В Казани, которая была взята на день раньше Симбирска, стоял стон, хотя крови не было видно: Троцкий прятал ее. Но расправлялись его помощники с теми, кто не признавал советскую власть, жестоко. Чистили богатые кварталы гребенкой — красноармейцы прикладами выталкивали из домов семьи купцов, священников, «интеллиххентов вшивых», не забывая прихватить за руку иного несмышленого пацаненка — нечего, дескать, отбиваться, — толпами гнали на волжский берег и грузили в баржи. Трюмы барж набивали так, что головы тех, кто не вмещался, приходилось придавливать огромными деревянными люками.
Баржи выводили на середину реки, там прорубали им борта и пускали на дно.
Сколько человек было погублено по «инициативе» Троцкого, мстящего за выстрелы эсерки Фани Каплан, точно неведомо и по сей день. Выздоравливающий Ленин тоже был повинен в этом бессмысленном уничтожении людей. В канун взятия Казани — за день до ее падения — он прислал Троцкому телеграмму, в которой были такие слова: «По-моему, нельзя жалеть города...» и «...необходимо беспощадное истребление».

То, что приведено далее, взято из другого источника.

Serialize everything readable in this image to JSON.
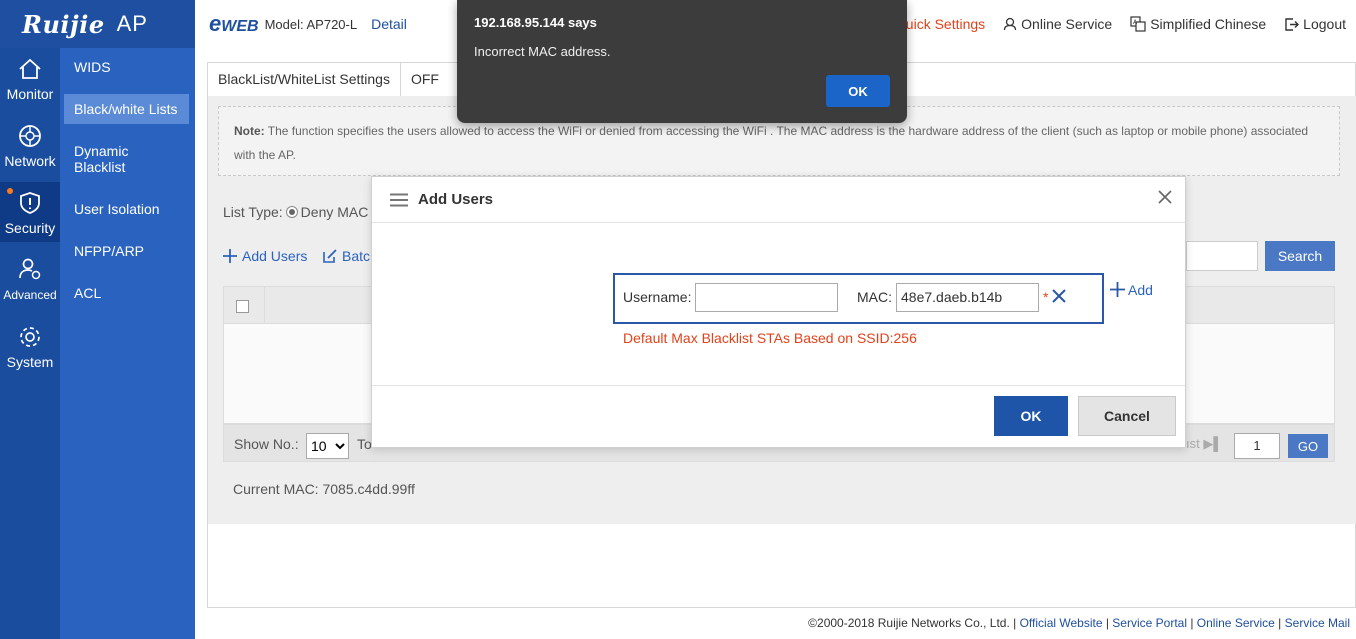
{
  "brand": {
    "logo": "Ruijie",
    "product": "AP"
  },
  "header": {
    "eweb": "EWEB",
    "model": "Model: AP720-L",
    "detail": "Detail",
    "quick_settings": "uick Settings",
    "online_service": "Online Service",
    "language": "Simplified Chinese",
    "logout": "Logout"
  },
  "rail": {
    "items": [
      {
        "label": "Monitor",
        "icon": "home-icon"
      },
      {
        "label": "Network",
        "icon": "globe-icon"
      },
      {
        "label": "Security",
        "icon": "shield-icon"
      },
      {
        "label": "Advanced",
        "icon": "user-gear-icon"
      },
      {
        "label": "System",
        "icon": "gear-icon"
      }
    ]
  },
  "subnav": {
    "items": [
      {
        "label": "WIDS"
      },
      {
        "label": "Black/white Lists"
      },
      {
        "label": "Dynamic Blacklist"
      },
      {
        "label": "User Isolation"
      },
      {
        "label": "NFPP/ARP"
      },
      {
        "label": "ACL"
      }
    ]
  },
  "tabs": {
    "settings": "BlackList/WhiteList Settings",
    "second": "OFF"
  },
  "note": {
    "prefix": "Note:",
    "text": " The function specifies the users allowed to access the WiFi or denied from accessing the WiFi . The MAC address is the hardware address of the client (such as laptop or mobile phone) associated with the AP."
  },
  "list_type": {
    "label": "List Type:",
    "option": "Deny MAC"
  },
  "actions": {
    "add_users": "Add Users",
    "batch": "Batc"
  },
  "search": {
    "button": "Search"
  },
  "pager": {
    "show_label": "Show No.:",
    "show_value": "10",
    "to": "To",
    "last": "ıst",
    "page": "1",
    "go": "GO"
  },
  "current_mac": "Current MAC: 7085.c4dd.99ff",
  "footer": {
    "copyright": "©2000-2018 Ruijie Networks Co., Ltd. | ",
    "official_website": "Official Website",
    "service_portal": "Service Portal",
    "online_service": "Online Service",
    "service_mail": "Service Mail",
    "sep": " | "
  },
  "modal": {
    "title": "Add Users",
    "username_label": "Username:",
    "username_value": "",
    "mac_label": "MAC:",
    "mac_value": "48e7.daeb.b14b",
    "required": "*",
    "add": "Add",
    "max_note": "Default Max Blacklist STAs Based on SSID:256",
    "ok": "OK",
    "cancel": "Cancel"
  },
  "alert": {
    "from": "192.168.95.144 says",
    "message": "Incorrect MAC address.",
    "ok": "OK"
  },
  "colors": {
    "brand_blue": "#1f4fa0",
    "accent_orange": "#e2421b",
    "button_blue": "#1f55a8"
  }
}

В результате, когда через несколько дней понадобилось вынести десятка три показательных приговоров и публично расстрелять врагов советской власти, такого количества врагов просто не удалось найти. Газеты писали: «Казань пуста. Ни одного попа, ни монаха, ни буржуя. Некого и расстрелять. Вынесено всего 6 приговоров».
Но вернемся в Симбирск.
Телеграмма Тухачевского, которую отбил Гай с городского телеграфа, была переслана Троцкому в штабной вагон.
Когда поток беженцев, идущих через мост, поредел, а на противоположном берегу появились разъезды Гая и по настилу защелкали пули, Каппель приказал один из пролетов моста взорвать.

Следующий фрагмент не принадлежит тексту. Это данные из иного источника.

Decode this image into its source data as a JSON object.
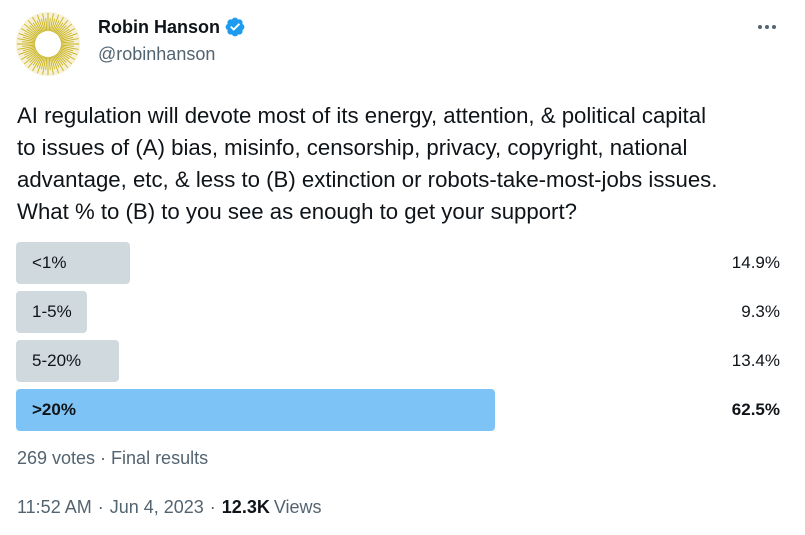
{
  "author": {
    "display_name": "Robin Hanson",
    "handle": "@robinhanson",
    "verified": true
  },
  "tweet": {
    "text": "AI regulation will devote most of its energy, attention, & political capital\nto issues of (A) bias, misinfo, censorship, privacy, copyright, national\nadvantage, etc, & less to (B) extinction or robots-take-most-jobs issues.\nWhat % to (B) to you see as enough to get your support?"
  },
  "poll": {
    "options": [
      {
        "label": "<1%",
        "percent_text": "14.9%",
        "percent": 14.9,
        "winner": false
      },
      {
        "label": "1-5%",
        "percent_text": "9.3%",
        "percent": 9.3,
        "winner": false
      },
      {
        "label": "5-20%",
        "percent_text": "13.4%",
        "percent": 13.4,
        "winner": false
      },
      {
        "label": ">20%",
        "percent_text": "62.5%",
        "percent": 62.5,
        "winner": true
      }
    ],
    "summary": "269 votes · Final results"
  },
  "meta": {
    "time": "11:52 AM",
    "date": "Jun 4, 2023",
    "views_count": "12.3K",
    "views_label": "Views",
    "separator": "·"
  },
  "colors": {
    "bar": "#cfd9de",
    "winner_bar": "#7ec3f5",
    "verified": "#1d9bf0",
    "secondary_text": "#536471"
  },
  "icons": {
    "avatar": "sun-starburst-avatar",
    "verified": "verified-badge-icon",
    "more": "more-options-icon"
  }
}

Саперы в подрывной команде были умелые — быстро приладили к быкам по ящику динамита, вывели на настил несколько бикфордовых хвостов и подожгли их. Через полминуты вязкий гул покатился над затихшей, словно обратившейся в темный прозрачный камень, водой. Пролет приподнялся, в воздухе распался на несколько частей, в сторону полетели доски, кирпичи, выдранные железные крючья, листы железа, которыми были окованы истончившиеся места, сама ходовая часть, и пролет лег в воду.